Caroline Myss: There you go. It is an eternal integrity, not essential, eternal. It’s your eternal integrity. It is unyielding and it will never, ever compromise. That’s your soul. And it is the only part of you that if you violated it you would feel a level of shame within yourself before God. You would feel you have violated something cosmic. And you know it, and it is unexplainable to anyone who does not know that part. But to someone who does, they simply bow their head and say, “I know what you mean.”

Tami Simon: Okay, so you mentioned that the way to know the soul is through prayer.

Caroline Myss: Yeah.

Tami Simon: And what I’m curious about is what you see as an effective way of praying and what you consider an immature or self-centered way of praying. What’s the difference?

Caroline Myss: Give me something. Where’s my stuff? God, can I have more stuff? And then when you pray for someone else because of how you want their life to work out to serve you. Please keep that person near home. Please keep that person safe for me. You put spells around them, because you think everybody’s life who’s close to you should revolve around you, because of your own insecurities.

Whereas, a sense of prayer that is mature is to use prayer as a way of numbing your five senses, of withdrawing from the chatter that your five senses gets you into. And you withdraw yourself and you take even one simple phrase. Just take one simple phrase. You can take a phrase like, “Let nothing disturb the silence of this moment with you, God. Let nothing disturb me. Let nothing disturb the silence of this moment with you.” And you withdraw into that, and you dwell on just perhaps one thing. Just one truth.

Merton wrote one time in his journal, “This day will never come again.” That is a profound truth. This day of your life will never come again. So you withdraw into that as a prayerful reflection and you think everyday of my life will never come again. Every single day. How will I use every day of my life. If I really dwell on that one single thought I am overwhelmed by the power of it. Every single sunrise I will never see again because it will never rise again on this day of my life. I will never revisit this day. It is impossible. And I will never see the sunset that I am going to see this evening in my life because I’ll never be here again. This day, this age, it’s over with, forever. I will never walk down the same street again and I will never again see the same people the same way. How will I use this day of my life?
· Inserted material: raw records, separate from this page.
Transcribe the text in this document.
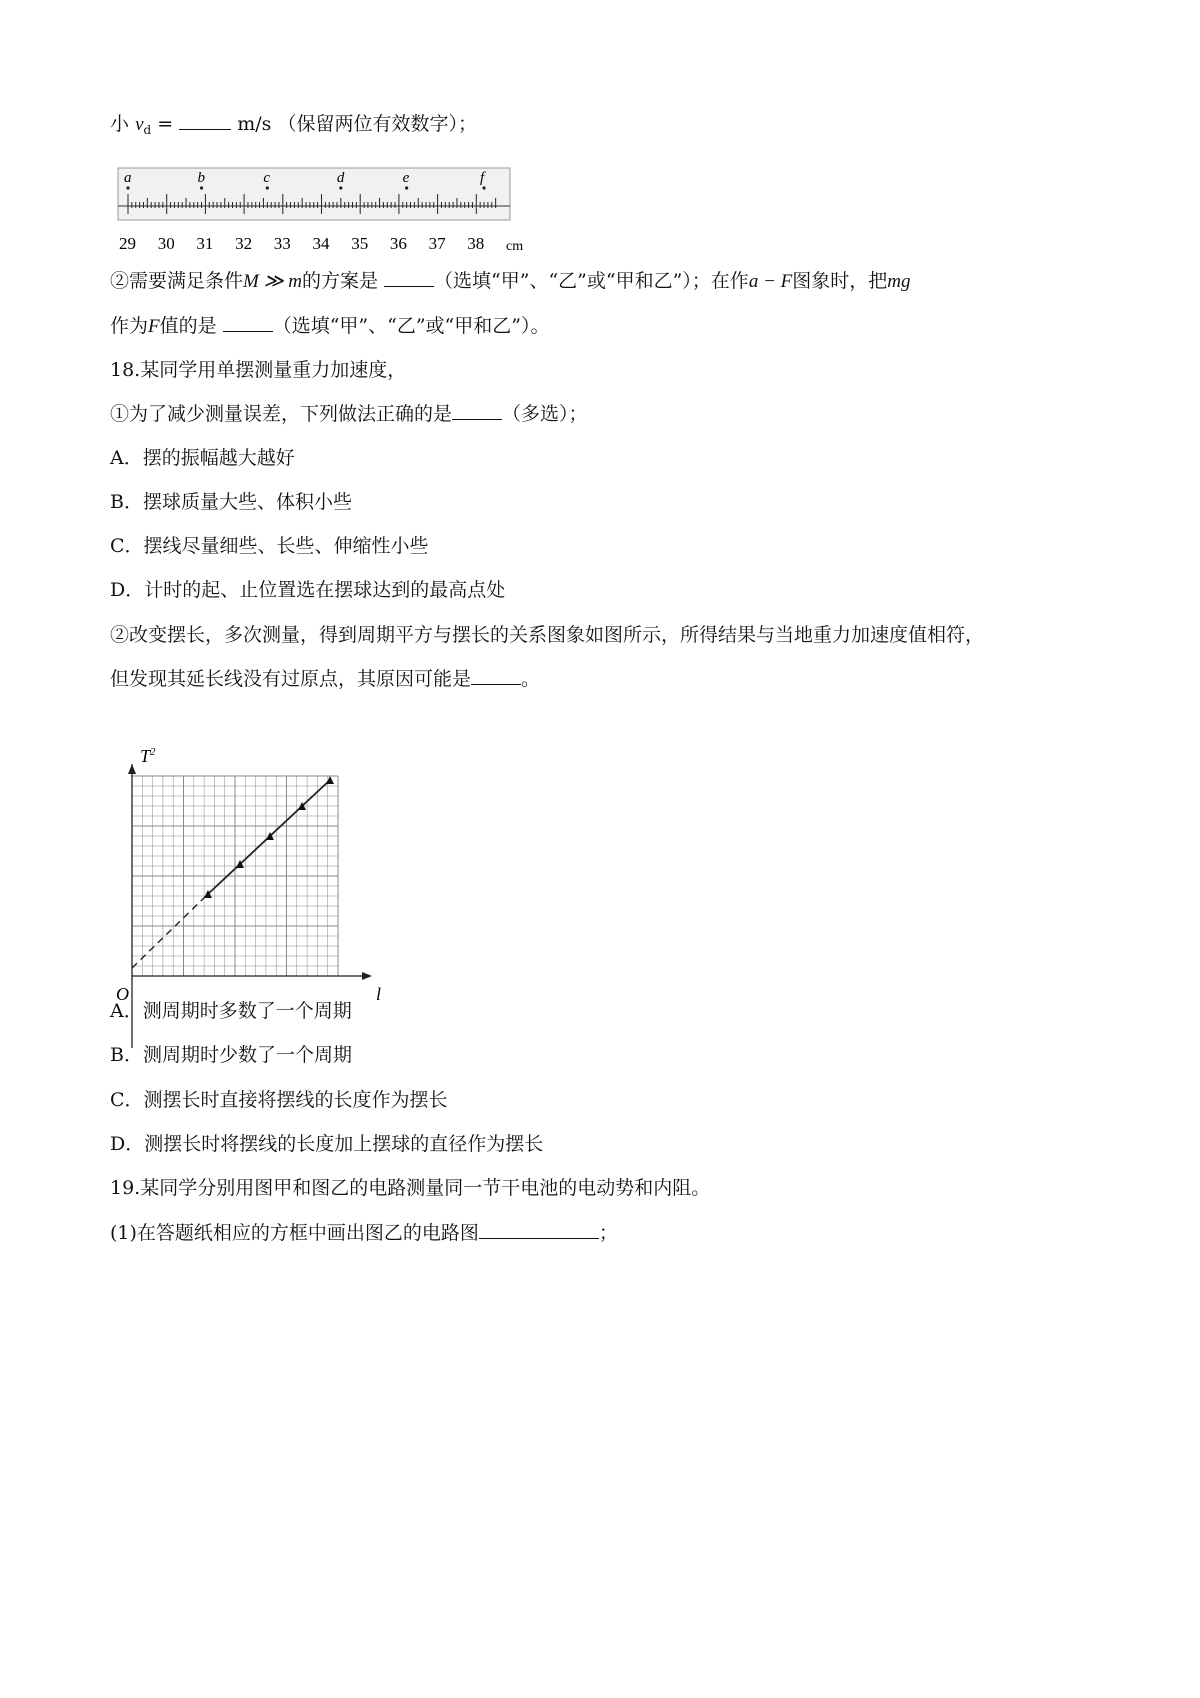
小 $v_d$ =	m/s （保留两位有效数字）；
a	b	c	d	e	f
29 30 31 32 33 34 35 36 37 38 cm
②需要满足条件M ≫ m的方案是	（选填“甲”、“乙”或“甲和乙”）；在作a − F图象时，把mg
作为F值的是	（选填“甲”、“乙”或“甲和乙”）。
18.某同学用单摆测量重力加速度，
①为了减少测量误差，下列做法正确的是	（多选）；
A．摆的振幅越大越好
B．摆球质量大些、体积小些
C．摆线尽量细些、长些、伸缩性小些
D．计时的起、止位置选在摆球达到的最高点处
②改变摆长，多次测量，得到周期平方与摆长的关系图象如图所示，所得结果与当地重力加速度值相符，
但发现其延长线没有过原点，其原因可能是	。
$T^2$
O	l
A．测周期时多数了一个周期
B．测周期时少数了一个周期
C．测摆长时直接将摆线的长度作为摆长
D．测摆长时将摆线的长度加上摆球的直径作为摆长
19.某同学分别用图甲和图乙的电路测量同一节干电池的电动势和内阻。
(1)在答题纸相应的方框中画出图乙的电路图	；
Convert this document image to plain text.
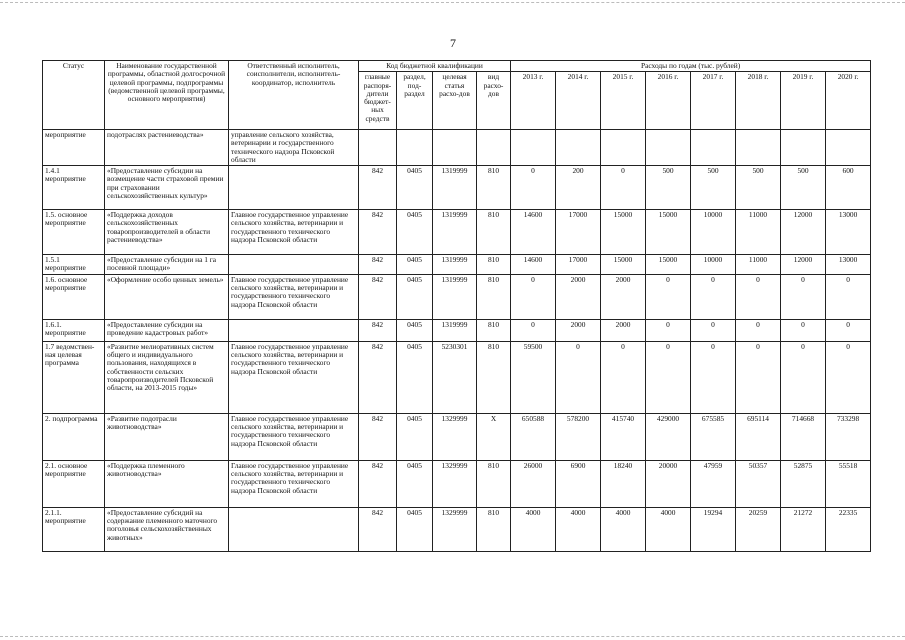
7
Статус	Наименование государственной программы, областной долгосрочной целевой программы, подпрограммы (ведомственной целевой программы, основного мероприятия)	Ответственный исполнитель, соисполнители, исполнитель-координатор, исполнитель	Код бюджетной квалификации				Расходы по годам (тыс. рублей)							
			главные распоря-дители бюджет-ных средств	раздел, под-раздел	целевая статья расхо-дов	вид расхо-дов	2013 г.	2014 г.	2015 г.	2016 г.	2017 г.	2018 г.	2019 г.	2020 г.
мероприятие	подотраслях растениеводства»	управление сельского хозяйства, ветеринарии и государственного технического надзора Псковской области												
1.4.1 мероприятие	«Предоставление субсидии на возмещение части страховой премии при страховании сельскохозяйственных культур»		842	0405	1319999	810	0	200	0	500	500	500	500	600
1.5. основное мероприятие	«Поддержка доходов сельскохозяйственных товаропроизводителей в области растениеводства»	Главное государственное управление сельского хозяйства, ветеринарии и государственного технического надзора Псковской области	842	0405	1319999	810	14600	17000	15000	15000	10000	11000	12000	13000
1.5.1 мероприятие	«Предоставление субсидии на 1 га посевной площади»		842	0405	1319999	810	14600	17000	15000	15000	10000	11000	12000	13000
1.6. основное мероприятие	«Оформление особо ценных земель»	Главное государственное управление сельского хозяйства, ветеринарии и государственного технического надзора Псковской области	842	0405	1319999	810	0	2000	2000	0	0	0	0	0
1.6.1. мероприятие	«Предоставление субсидии на проведение кадастровых работ»		842	0405	1319999	810	0	2000	2000	0	0	0	0	0
1.7 ведомствен-ная целевая программа	«Развитие мелиоративных систем общего и индивидуального пользования, находящихся в собственности сельских товаропроизводителей Псковской области, на 2013-2015 годы»	Главное государственное управление сельского хозяйства, ветеринарии и государственного технического надзора Псковской области	842	0405	5230301	810	59500	0	0	0	0	0	0	0
2. подпрограмма	«Развитие подотрасли животноводства»	Главное государственное управление сельского хозяйства, ветеринарии и государственного технического надзора Псковской области	842	0405	1329999	Х	650588	578200	415740	429000	675585	695114	714668	733298
2.1. основное мероприятие	«Поддержка племенного животноводства»	Главное государственное управление сельского хозяйства, ветеринарии и государственного технического надзора Псковской области	842	0405	1329999	810	26000	6900	18240	20000	47959	50357	52875	55518
2.1.1. мероприятие	«Предоставление субсидий на содержание племенного маточного поголовья сельскохозяйственных животных»		842	0405	1329999	810	4000	4000	4000	4000	19294	20259	21272	22335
This extraordinary truth that this day will never come again. As you dwell on such a truth it converts into a field of grace. And you say lift me up into this altitude of the truth of this. Just take me away into this. What am I doing here in this life now? In this day that will never come again. And strip away from me what is simply extraneous nonsense. I have no more time for this. Let me see what is nonsense and learn discernment. Give me the grace of discernment that I may see what is valuable and important from what is not. This is prayer.

Tami Simon: Now Caroline you use the word “grace” a lot. You have a program with Sounds True that’s called Channeling Grace, and I’ve heard you speak about the grace of illumination as a factor in people’s lives, something that can come like lightning, and what I’m curious about is when you see people can you see a field of grace around them? Can you feel it? Can you feel it in people? What’s a grace field?

Caroline Myss: No, I don’t see anything. I’m not very dramatic in that way. Well, you’ve been around your great teacher, and you’ve been around people who feel very shattered, have you not? And you’ve been around people who you feel are fundamentally untrustworthy, which is the absence of grace. You think this person could use a good dose of higher consciousness. You could use a good dose of something that awakens you to a force of good. You could use a moment of that, a second of that. You need to be blinded by grace right now. You need to be knocked down by grace, knocked right off your horse.

And other people, when you’re with them, you feel such a fundamental goodness coming from them that you don’t want to leave them. And their goodness goes right into you. It pierces right through their heart and right into yours. And when you describe them it’s the only word you can say. It’s the language of grace. They are so good. They’re such good people. They’re such kind people. And the only thing that comes out of you to describe them are words that suit the vocabulary of grace. This is how you discern the difference.

Tami Simon: And then what’s the relationship between grace and healing.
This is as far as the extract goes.